Fragments from various proteolytically degraded precursor proteins can form beta-amyloid fibrils. We studied, by electron microscopy and quantitative Congo red binding, the ability of three synthetic peptides, corresponding to residues 359-374 (C-36), 370-374 (C-5) and 375-394 (C-20) from the C-terminal part of alpha 1-antitrypsin (AAT) to form beta-amyloid fibrils in vitro. The peptides C-36 and C-5 had a pronounced tendency to form fibrils. C-20 lacked this property, suggesting that residues 359-375 and/or 370-374 are most critical for fibril formation. Native AAT added to peptide 125I-C-36 could bind and form complexes with the peptide, resulting in inhibition of amyloid fibril formation. Moreover, native AAT added to preformed fibrils induced disaggregation of fibrillar structures. The structural rearrangements of AAT that occurred during this 'autointeraction' included polymerization of the serpin, and an increase of its thermal stability. Also, following interaction, an increase (20-40%) of AAT's antielastase activity was noted. The demonstration of an in vitro beta-amyloid fibril formation from the AAT derived C-terminal peptides C-36 and C-5 and its regulation by the intact AAT molecule may have important in vivo implications.
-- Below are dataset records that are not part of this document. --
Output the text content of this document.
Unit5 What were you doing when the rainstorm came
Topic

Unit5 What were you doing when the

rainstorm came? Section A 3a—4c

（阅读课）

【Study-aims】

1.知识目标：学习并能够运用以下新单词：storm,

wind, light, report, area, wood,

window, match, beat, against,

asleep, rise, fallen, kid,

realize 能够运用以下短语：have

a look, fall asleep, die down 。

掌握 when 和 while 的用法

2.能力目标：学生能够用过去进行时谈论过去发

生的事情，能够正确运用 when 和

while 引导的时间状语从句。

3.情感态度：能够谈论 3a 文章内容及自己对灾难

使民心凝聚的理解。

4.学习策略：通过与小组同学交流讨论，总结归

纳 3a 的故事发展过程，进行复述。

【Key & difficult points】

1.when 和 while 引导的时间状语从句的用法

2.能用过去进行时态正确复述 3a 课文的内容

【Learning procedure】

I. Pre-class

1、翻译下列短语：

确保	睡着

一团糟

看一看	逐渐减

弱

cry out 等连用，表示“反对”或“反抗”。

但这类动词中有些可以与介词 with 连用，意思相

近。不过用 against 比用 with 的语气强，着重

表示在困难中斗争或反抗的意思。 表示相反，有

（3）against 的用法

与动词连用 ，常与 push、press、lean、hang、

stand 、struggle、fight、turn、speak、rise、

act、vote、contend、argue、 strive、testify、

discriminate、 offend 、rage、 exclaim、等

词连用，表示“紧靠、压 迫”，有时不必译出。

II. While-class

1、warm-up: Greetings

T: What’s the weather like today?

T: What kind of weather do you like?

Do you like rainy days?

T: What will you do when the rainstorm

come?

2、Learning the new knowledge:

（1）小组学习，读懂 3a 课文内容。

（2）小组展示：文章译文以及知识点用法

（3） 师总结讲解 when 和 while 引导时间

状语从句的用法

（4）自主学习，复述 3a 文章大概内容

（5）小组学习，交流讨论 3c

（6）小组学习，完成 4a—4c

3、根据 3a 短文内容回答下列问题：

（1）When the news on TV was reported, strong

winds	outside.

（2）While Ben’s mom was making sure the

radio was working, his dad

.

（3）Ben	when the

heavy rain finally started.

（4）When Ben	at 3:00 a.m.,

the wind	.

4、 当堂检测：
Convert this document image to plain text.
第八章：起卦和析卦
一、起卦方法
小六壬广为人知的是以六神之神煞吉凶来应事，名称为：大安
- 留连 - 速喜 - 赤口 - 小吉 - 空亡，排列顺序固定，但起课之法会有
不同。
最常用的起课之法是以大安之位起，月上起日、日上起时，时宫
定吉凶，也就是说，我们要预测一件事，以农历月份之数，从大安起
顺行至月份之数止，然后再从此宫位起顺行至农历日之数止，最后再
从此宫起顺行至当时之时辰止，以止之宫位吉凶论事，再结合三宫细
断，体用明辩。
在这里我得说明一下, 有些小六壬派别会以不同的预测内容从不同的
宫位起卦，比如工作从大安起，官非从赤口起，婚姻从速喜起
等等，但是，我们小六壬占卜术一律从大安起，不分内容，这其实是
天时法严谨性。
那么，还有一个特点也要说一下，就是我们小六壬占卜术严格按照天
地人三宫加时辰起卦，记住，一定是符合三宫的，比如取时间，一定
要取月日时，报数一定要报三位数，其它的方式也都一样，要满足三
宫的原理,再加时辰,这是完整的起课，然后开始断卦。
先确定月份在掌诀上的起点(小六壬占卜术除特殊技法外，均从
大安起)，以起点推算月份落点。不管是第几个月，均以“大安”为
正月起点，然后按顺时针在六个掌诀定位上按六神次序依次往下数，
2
各种经蛋白水解降解的前体蛋白片段可形成β-淀粉样纤维。我们通过电子显微镜和刚果红结合定量分析,研究了三种合成肽在体外形成β-淀粉样纤维的能力,这三种合成肽分别对应α1-抗胰蛋白酶(AAT)C末端的359 - 374位残基(C - 36)、370 - 374位残基(C - 5)和375 - 394位残基(C - 20)。肽C - 36和C - 5有明显的形成纤维的倾向。C - 20缺乏这种特性,这表明359 - 375位残基和/或370 - 374位残基对纤维形成最为关键。将天然AAT添加到肽125I - C - 36中,它可以与该肽结合并形成复合物,从而抑制淀粉样纤维的形成。此外,将天然AAT添加到预先形成的纤维中会诱导纤维结构的解聚。在这种“自身相互作用”过程中发生的AAT结构重排包括丝氨酸蛋白酶抑制剂的聚合及其热稳定性的增加。而且,相互作用后,观察到AAT的抗弹性蛋白酶活性增加了(20 - 40%)。从AAT衍生的C末端肽C - 36和C - 5体外形成β-淀粉样纤维及其受完整AAT分子调节的证明可能具有重要的体内意义。